Skilja Blog

Structured and Unstructured – what is this?

by | Mar 20, 2012 | Cognition, Essentials

When you have been involved in plans or projects for automated document processing you have for sure been exposed to the distinction between structured and unstructured information. And you might have gathered an understanding what this means. But what does it really mean?

Starting from the end, from the desired result let’s look at the type of information that can be processed by a computer. Typically this is information stored in databases, in records and in fields with labels. An algorithm that is part of each information processing software product requires input to provide desired output. In the end the input must be something that engineers call name-value pairs. Each value that is used for the task must be accompanied by a name that identifies the meaning of the value. Without the meaning the value cannot be interpreted by the computer. As an example the sequence of numbers 01.04.12 can have a lot of meanings:

  • A date: first of April if you live in Europe
  • A date: fourth of January if you live in US
  • A telephone number (or a part of a telephone number)
  • An account number etc.

Only by assigning a label to this number a software program can use it to make a meaningful decision (e.g. using it as a meeting date to pop up a window and remind you).

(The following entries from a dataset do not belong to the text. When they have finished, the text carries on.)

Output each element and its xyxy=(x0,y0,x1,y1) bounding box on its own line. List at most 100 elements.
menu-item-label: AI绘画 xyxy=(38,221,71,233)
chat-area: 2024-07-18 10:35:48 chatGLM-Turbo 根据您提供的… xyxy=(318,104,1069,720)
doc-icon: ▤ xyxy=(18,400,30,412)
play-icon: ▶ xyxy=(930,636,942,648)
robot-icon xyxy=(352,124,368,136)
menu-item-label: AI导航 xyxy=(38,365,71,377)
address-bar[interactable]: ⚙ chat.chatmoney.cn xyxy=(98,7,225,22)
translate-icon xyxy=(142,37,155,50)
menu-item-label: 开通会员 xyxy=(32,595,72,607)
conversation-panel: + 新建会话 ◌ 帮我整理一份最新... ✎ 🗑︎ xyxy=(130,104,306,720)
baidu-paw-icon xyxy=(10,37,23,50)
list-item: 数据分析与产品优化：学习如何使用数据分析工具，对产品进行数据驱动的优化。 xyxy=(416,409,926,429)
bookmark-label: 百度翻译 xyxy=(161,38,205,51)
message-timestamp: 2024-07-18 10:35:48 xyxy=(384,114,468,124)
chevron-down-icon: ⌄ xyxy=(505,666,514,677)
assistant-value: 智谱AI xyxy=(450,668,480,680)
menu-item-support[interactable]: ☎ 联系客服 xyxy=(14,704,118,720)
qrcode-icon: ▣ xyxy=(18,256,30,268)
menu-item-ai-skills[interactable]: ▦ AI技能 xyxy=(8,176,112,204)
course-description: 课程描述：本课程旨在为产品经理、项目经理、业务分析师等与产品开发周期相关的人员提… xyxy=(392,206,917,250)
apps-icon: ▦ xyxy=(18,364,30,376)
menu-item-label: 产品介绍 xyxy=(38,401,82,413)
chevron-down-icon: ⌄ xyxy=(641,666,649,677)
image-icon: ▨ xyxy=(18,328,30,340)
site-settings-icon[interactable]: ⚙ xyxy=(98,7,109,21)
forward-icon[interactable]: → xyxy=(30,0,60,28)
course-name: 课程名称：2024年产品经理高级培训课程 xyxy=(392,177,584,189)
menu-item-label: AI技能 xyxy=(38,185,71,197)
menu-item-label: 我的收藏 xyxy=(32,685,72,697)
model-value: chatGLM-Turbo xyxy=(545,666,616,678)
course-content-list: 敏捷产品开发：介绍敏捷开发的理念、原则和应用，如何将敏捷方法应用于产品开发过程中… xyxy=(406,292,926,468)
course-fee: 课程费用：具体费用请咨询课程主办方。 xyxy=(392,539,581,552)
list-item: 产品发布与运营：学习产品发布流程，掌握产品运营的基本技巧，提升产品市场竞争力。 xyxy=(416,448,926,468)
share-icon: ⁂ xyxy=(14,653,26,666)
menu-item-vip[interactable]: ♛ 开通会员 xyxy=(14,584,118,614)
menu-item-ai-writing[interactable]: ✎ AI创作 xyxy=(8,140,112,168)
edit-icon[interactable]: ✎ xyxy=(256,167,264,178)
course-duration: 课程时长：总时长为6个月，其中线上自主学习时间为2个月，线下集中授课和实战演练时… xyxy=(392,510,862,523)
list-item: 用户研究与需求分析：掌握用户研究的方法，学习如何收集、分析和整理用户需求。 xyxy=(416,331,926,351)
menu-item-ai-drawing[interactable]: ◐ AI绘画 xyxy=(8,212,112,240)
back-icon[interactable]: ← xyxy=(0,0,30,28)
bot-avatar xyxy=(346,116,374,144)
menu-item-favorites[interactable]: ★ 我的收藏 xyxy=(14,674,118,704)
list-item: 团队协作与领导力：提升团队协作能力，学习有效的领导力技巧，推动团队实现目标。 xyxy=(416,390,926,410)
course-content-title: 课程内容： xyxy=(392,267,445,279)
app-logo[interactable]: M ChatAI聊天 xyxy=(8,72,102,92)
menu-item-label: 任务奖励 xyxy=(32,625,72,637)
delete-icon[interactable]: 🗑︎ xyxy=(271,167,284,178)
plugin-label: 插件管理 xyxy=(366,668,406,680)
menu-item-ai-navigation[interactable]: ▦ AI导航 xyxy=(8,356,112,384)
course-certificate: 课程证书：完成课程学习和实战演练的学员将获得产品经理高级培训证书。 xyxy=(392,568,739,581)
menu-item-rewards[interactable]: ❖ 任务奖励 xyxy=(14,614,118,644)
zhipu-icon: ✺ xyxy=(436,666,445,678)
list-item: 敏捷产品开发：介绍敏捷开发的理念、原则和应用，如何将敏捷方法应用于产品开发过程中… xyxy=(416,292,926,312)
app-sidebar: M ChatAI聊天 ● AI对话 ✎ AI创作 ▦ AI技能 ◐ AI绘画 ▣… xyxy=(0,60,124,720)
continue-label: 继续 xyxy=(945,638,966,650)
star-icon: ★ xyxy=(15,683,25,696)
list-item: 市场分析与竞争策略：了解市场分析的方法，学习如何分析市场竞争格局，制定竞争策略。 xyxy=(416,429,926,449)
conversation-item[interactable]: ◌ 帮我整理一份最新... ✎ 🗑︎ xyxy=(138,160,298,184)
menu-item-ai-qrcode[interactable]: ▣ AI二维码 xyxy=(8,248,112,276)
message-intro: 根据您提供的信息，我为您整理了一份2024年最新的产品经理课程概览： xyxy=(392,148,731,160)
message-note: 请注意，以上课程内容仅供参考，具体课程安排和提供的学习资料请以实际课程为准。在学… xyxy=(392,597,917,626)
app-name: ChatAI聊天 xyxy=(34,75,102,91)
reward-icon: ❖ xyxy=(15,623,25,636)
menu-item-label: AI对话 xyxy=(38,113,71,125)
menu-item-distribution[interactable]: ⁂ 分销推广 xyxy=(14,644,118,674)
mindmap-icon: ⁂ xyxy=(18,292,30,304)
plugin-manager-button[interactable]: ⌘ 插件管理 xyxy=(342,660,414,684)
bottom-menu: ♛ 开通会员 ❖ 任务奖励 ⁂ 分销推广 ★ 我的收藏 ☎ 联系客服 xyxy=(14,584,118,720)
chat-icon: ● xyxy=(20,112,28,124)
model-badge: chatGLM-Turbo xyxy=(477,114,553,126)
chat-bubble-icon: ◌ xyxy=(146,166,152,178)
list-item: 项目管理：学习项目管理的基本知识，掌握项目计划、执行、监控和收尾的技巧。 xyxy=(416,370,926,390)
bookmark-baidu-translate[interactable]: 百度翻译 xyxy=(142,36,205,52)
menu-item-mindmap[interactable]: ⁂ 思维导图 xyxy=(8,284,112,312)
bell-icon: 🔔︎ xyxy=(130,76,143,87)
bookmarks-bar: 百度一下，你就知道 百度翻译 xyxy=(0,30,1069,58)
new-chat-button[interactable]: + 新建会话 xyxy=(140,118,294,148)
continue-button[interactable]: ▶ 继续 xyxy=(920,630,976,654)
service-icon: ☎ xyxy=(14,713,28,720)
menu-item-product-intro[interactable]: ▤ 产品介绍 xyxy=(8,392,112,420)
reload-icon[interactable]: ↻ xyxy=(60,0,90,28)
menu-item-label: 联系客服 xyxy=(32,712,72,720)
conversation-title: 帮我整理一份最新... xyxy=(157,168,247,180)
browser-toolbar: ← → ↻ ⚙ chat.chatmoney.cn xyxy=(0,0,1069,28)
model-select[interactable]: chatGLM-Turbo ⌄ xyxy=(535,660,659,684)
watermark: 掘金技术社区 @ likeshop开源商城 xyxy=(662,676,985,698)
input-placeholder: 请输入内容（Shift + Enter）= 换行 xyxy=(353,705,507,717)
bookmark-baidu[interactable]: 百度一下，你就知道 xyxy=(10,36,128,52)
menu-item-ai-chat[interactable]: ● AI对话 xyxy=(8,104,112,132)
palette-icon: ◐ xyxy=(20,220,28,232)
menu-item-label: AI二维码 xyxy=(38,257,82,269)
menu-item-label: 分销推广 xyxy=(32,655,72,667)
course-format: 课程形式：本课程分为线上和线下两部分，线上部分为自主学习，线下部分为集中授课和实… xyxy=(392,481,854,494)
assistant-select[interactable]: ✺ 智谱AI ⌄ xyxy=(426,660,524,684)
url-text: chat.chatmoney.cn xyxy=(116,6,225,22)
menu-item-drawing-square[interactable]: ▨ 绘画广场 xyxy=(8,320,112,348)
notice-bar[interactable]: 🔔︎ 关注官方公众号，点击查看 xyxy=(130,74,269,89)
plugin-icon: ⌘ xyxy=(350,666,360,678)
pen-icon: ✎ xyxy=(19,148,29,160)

So in general labeled or tagged data is the type of information we call structured. This information does not have to be numeric as above nor does it have to reside in database. There are numerous possibilities to represent the meaning of information. Even a free text document like this might be stored together with XML tags that can be used to identify the entities. The words “April” and “January” in above list could be tagged to be months. And hence be interpreted and used by an algorithm.

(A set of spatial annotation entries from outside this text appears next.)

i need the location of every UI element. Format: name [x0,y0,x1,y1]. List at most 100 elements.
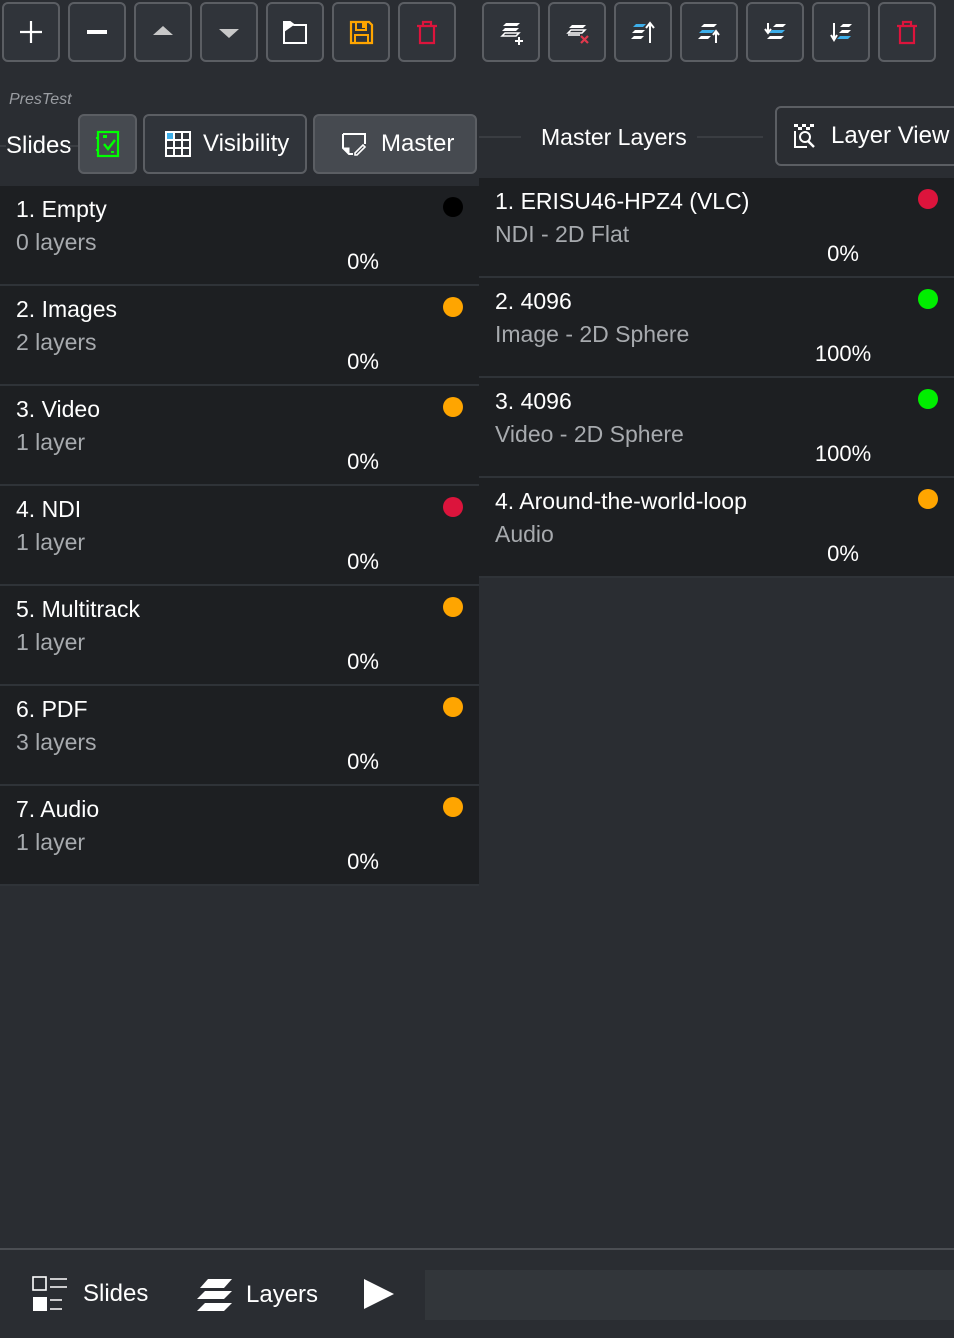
slide-item-percent: 0% [347,449,379,474]
slide-item-title: 2. Images [16,296,117,322]
remove-slide-button[interactable] [68,2,126,62]
layer-item-title: 2. 4096 [495,288,572,314]
select-slides-button[interactable] [78,114,137,174]
layer-item-subtitle: Audio [495,521,554,547]
minus-icon [87,30,107,34]
layer-item[interactable]: 3. 4096 Video - 2D Sphere 100% [479,378,954,478]
triangle-down-icon [219,29,239,38]
slide-item[interactable]: 4. NDI 1 layer 0% [0,486,479,586]
status-indicator-red [918,189,938,209]
layers-top-icon [631,21,655,43]
save-presentation-button[interactable] [332,2,390,62]
slide-item-title: 6. PDF [16,696,88,722]
slide-item-title: 5. Multitrack [16,596,140,622]
slide-item-percent: 0% [347,849,379,874]
delete-slide-button[interactable] [398,2,456,62]
status-indicator-orange [443,597,463,617]
slides-list: 1. Empty 0 layers 0% 2. Images 2 layers 0% 3. … [0,186,479,886]
layers-nav-button[interactable]: Layers [196,1278,318,1312]
layer-view-label: Layer View [831,122,950,149]
move-layer-top-button[interactable] [614,2,672,62]
layers-bottom-icon [830,23,852,42]
slide-item[interactable]: 5. Multitrack 1 layer 0% [0,586,479,686]
master-button[interactable]: Master [313,114,477,174]
visibility-button[interactable]: Visibility [143,114,307,174]
slide-item-title: 7. Audio [16,796,100,822]
status-indicator-green [918,389,938,409]
slides-nav-button[interactable]: Slides [32,1276,148,1312]
status-indicator-red [443,497,463,517]
add-slide-button[interactable] [2,2,60,62]
slides-panel-title: Slides [6,132,72,159]
plus-icon [20,21,42,43]
slide-item-percent: 0% [347,649,379,674]
layer-item-subtitle: Image - 2D Sphere [495,321,690,347]
play-button[interactable] [363,1278,395,1310]
master-label: Master [381,130,455,157]
slide-item-title: 4. NDI [16,496,82,522]
play-icon [364,1279,394,1309]
slide-item-subtitle: 2 layers [16,329,97,355]
move-layer-bottom-button[interactable] [812,2,870,62]
layers-up-icon [698,24,720,43]
visibility-label: Visibility [203,130,290,157]
slides-list-icon [32,1276,67,1311]
slide-item[interactable]: 6. PDF 3 layers 0% [0,686,479,786]
presentation-name: PresTest [9,91,72,108]
header-divider [479,136,521,138]
status-indicator-green [918,289,938,309]
slide-item-subtitle: 3 layers [16,729,97,755]
move-slide-up-button[interactable] [134,2,192,62]
move-layer-down-button[interactable] [746,2,804,62]
layers-panel-title: Master Layers [541,124,687,150]
status-field[interactable] [425,1270,954,1320]
status-indicator-orange [443,697,463,717]
layers-down-icon [764,23,786,39]
layer-item-title: 3. 4096 [495,388,572,414]
status-indicator-orange [443,297,463,317]
slide-item[interactable]: 1. Empty 0 layers 0% [0,186,479,286]
header-divider [68,145,78,147]
layers-nav-label: Layers [246,1281,319,1308]
layers-stack-icon [197,1279,232,1311]
open-presentation-button[interactable] [266,2,324,62]
slide-item[interactable]: 3. Video 1 layer 0% [0,386,479,486]
trash-icon [417,20,437,45]
slide-item-title: 3. Video [16,396,100,422]
slide-item[interactable]: 7. Audio 1 layer 0% [0,786,479,886]
layer-view-icon [794,124,815,148]
layer-item[interactable]: 4. Around-the-world-loop Audio 0% [479,478,954,578]
slide-item-percent: 0% [347,549,379,574]
slide-item-subtitle: 1 layer [16,629,86,655]
layers-add-icon [500,23,523,45]
layer-item-percent: 100% [814,441,872,466]
layer-item-subtitle: Video - 2D Sphere [495,421,684,447]
grid-icon [165,131,191,157]
delete-layer-button[interactable] [878,2,936,62]
layer-item-percent: 0% [827,241,859,266]
layers-list: 1. ERISU46-HPZ4 (VLC) NDI - 2D Flat 0% 2. 4… [479,178,954,578]
status-indicator-orange [443,397,463,417]
layers-remove-icon [566,25,589,44]
layer-item-subtitle: NDI - 2D Flat [495,221,630,247]
slide-item-subtitle: 0 layers [16,229,97,255]
slide-item-percent: 0% [347,749,379,774]
note-edit-icon [342,133,367,156]
layer-item[interactable]: 1. ERISU46-HPZ4 (VLC) NDI - 2D Flat 0% [479,178,954,278]
move-layer-up-button[interactable] [680,2,738,62]
slide-item-subtitle: 1 layer [16,429,86,455]
status-indicator-black [443,197,463,217]
layer-item-title: 1. ERISU46-HPZ4 (VLC) [495,188,750,214]
remove-layer-button[interactable] [548,2,606,62]
triangle-up-icon [153,26,173,35]
move-slide-down-button[interactable] [200,2,258,62]
add-layer-button[interactable] [482,2,540,62]
slide-item-percent: 0% [347,249,379,274]
slide-item[interactable]: 2. Images 2 layers 0% [0,286,479,386]
layer-item-title: 4. Around-the-world-loop [495,488,747,514]
header-divider [697,136,763,138]
slide-item-title: 1. Empty [16,196,107,222]
slide-item-subtitle: 1 layer [16,829,86,855]
layer-item[interactable]: 2. 4096 Image - 2D Sphere 100% [479,278,954,378]
layer-view-button[interactable]: Layer View [775,106,954,166]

Now here comes the problem. Typically most of the information we receive and most of the communication we lead are not tagged and hence not structured. The human cognitive capabilities allow us to understand it anyway. A computer program cannot say if “April” is a month or a name of a girl. We humans can as we understand the context of this word. And therefore it is easy to understand it is a month. And since the number above would also be in a context we would also understand the meaning of it. This is something computer programs just start to accomplish and this is called content analysis or fact extraction. And it is so much more difficult than you would expect because the human brain is so good at this task.

The majority of the information in the world is unstructured. Most of it is still on analog media like paper. But even if it is digitized and available – as we say – electronically, machines do not automatically understand it. Processing it is only possible because humans can automatically assign a context and a meaning to each element and therefore understand it. And after understanding we can draw conclusions, make decisions, and synthesize new information. To make it usable it needs to be transformed to structured information with recognition systems or simply by data typists.

Structured information is information a computer can process. Unstructured is what we see in the world. Recognition and Document Understanding bridge the gap between these sides to allow automated document processing and analysis.